Amid the death of nations, and points a downward track,

And madness is come over us and great and little wars.

He has not left one valley, one isle of fresh and green

Where old friends could forgather amid the howling wreck.

It’s vainly we are praying. We cannot, cannot check

The Power who slays and puts aside the beauty that has been.

It’s truth they tell, Despoina, none hears the eart’s complaining

For Nature will not pity, nor the red God lend an ear.

Yet I too have been mad in the hour of bitter paining

And lifted up my voice to God, thinking that he could hear

The curse wherewith I cursed Him because the Good was dead.

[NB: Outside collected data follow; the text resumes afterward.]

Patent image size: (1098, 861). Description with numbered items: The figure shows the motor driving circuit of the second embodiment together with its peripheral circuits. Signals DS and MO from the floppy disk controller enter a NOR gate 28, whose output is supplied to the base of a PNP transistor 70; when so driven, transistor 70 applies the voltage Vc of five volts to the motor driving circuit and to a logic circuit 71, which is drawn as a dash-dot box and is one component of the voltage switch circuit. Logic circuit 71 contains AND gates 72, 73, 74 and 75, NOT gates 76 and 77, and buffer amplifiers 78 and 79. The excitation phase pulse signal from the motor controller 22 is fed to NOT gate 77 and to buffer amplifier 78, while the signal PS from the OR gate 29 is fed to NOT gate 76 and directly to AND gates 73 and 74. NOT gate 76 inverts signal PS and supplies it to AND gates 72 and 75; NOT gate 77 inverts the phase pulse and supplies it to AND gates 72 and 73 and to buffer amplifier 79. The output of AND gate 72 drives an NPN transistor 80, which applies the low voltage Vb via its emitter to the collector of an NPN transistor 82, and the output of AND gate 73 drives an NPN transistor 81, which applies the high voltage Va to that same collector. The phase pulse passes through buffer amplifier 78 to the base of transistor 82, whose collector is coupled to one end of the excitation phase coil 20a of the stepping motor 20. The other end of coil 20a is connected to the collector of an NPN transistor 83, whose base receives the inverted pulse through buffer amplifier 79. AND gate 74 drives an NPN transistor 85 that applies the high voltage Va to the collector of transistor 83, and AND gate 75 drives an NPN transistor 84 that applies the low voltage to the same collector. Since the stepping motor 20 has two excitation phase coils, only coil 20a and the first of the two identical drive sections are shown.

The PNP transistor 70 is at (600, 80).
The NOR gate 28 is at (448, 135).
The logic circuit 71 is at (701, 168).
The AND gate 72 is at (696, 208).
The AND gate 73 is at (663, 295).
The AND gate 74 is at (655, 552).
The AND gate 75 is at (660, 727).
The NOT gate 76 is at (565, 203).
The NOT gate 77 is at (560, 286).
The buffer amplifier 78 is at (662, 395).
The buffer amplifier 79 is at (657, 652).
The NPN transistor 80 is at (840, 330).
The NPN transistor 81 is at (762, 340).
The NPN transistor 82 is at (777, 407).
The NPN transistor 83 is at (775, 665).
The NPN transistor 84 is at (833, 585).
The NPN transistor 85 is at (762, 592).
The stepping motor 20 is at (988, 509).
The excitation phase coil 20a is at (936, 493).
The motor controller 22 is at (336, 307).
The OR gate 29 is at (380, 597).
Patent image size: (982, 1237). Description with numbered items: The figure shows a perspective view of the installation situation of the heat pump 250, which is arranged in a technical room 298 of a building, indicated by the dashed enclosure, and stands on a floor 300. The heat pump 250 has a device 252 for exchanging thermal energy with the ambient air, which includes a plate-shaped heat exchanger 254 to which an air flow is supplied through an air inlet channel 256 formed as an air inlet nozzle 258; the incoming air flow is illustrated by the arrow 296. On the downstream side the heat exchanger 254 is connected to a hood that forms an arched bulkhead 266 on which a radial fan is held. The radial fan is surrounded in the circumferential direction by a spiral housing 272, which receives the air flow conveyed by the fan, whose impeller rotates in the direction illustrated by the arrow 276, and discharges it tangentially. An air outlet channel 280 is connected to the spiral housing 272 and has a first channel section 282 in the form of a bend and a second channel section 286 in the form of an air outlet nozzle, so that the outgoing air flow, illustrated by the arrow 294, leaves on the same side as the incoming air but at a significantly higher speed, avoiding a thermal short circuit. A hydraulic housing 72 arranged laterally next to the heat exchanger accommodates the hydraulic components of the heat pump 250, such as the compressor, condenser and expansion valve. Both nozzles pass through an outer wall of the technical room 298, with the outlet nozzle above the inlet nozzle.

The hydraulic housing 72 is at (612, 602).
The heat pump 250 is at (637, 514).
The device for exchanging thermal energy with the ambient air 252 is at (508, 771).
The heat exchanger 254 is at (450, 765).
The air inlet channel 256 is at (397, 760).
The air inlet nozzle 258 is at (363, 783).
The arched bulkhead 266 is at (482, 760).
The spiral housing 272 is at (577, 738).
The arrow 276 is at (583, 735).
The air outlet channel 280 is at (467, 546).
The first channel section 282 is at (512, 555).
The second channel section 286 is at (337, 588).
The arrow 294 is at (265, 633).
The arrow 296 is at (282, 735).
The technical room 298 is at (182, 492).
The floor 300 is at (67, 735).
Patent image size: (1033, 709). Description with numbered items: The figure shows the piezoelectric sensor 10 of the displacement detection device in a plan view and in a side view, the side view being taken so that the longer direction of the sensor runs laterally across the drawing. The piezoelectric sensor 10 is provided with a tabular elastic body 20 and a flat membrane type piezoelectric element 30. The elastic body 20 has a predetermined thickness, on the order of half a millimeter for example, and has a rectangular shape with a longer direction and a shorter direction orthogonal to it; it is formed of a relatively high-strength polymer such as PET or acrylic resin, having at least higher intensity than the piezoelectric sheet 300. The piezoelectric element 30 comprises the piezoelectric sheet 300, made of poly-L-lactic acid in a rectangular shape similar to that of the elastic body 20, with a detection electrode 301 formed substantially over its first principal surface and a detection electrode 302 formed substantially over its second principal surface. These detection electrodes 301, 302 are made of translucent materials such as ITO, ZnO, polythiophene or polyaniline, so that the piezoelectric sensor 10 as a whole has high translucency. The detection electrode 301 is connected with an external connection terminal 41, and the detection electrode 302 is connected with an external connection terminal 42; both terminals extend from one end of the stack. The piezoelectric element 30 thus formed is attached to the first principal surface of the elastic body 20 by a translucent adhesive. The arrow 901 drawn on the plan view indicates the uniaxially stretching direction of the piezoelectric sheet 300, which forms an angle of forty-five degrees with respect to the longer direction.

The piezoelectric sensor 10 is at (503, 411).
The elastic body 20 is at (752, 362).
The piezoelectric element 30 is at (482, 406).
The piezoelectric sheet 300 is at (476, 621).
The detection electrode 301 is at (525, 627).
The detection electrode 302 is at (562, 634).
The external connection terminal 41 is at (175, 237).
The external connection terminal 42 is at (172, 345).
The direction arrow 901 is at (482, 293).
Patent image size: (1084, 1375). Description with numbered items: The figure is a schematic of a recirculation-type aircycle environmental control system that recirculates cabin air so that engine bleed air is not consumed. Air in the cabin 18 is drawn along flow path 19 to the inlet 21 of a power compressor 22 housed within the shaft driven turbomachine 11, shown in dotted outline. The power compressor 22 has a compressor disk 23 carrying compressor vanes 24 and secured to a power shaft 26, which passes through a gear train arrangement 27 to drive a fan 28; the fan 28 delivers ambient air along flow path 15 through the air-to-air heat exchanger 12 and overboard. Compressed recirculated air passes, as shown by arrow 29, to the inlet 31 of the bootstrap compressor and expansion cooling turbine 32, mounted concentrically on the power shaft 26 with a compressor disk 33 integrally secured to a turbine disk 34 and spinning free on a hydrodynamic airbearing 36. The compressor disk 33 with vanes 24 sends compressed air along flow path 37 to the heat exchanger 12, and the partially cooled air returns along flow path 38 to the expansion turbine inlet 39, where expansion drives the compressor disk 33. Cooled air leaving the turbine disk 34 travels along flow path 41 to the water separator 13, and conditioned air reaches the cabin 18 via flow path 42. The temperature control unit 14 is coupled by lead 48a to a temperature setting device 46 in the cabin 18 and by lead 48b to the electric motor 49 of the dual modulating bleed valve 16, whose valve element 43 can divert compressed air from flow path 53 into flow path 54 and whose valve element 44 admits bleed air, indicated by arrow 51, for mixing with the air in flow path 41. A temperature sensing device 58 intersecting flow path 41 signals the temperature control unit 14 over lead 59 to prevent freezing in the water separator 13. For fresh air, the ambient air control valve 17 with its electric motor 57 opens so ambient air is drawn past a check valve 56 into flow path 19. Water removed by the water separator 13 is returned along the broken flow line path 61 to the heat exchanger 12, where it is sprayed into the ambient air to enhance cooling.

But lo! I am grown wiser, knowing that our own hearts

Have made a phantom called the Good, while a few years have sped

Over a little planet. And what should the great Lord know of it

Who tosses the dust of chaos and gives the suns their parts?

Hither and thither he moves them; for an hour we see the show of it:

Only a little hour, and the life of the race is done.

And here he builds a nebula, and there he slays a sun

And works his own fierce pleasure. All things he shall fulfill,

And O, my poor Despoina, do you think he ever hears

The wail of hearts he has broken, the sounds of human ill?

He cares not for our virtues, our little hopes and fears,

And how could it all go on, love, if he knew of laughter and tears?

Ah, sweet, if a man could cheat him! If you could flee away

Into some other country beyond the rosy West,

To hide in the deep forests and be for ever at rest

From the rankling hate of God and the outworn world’s decay!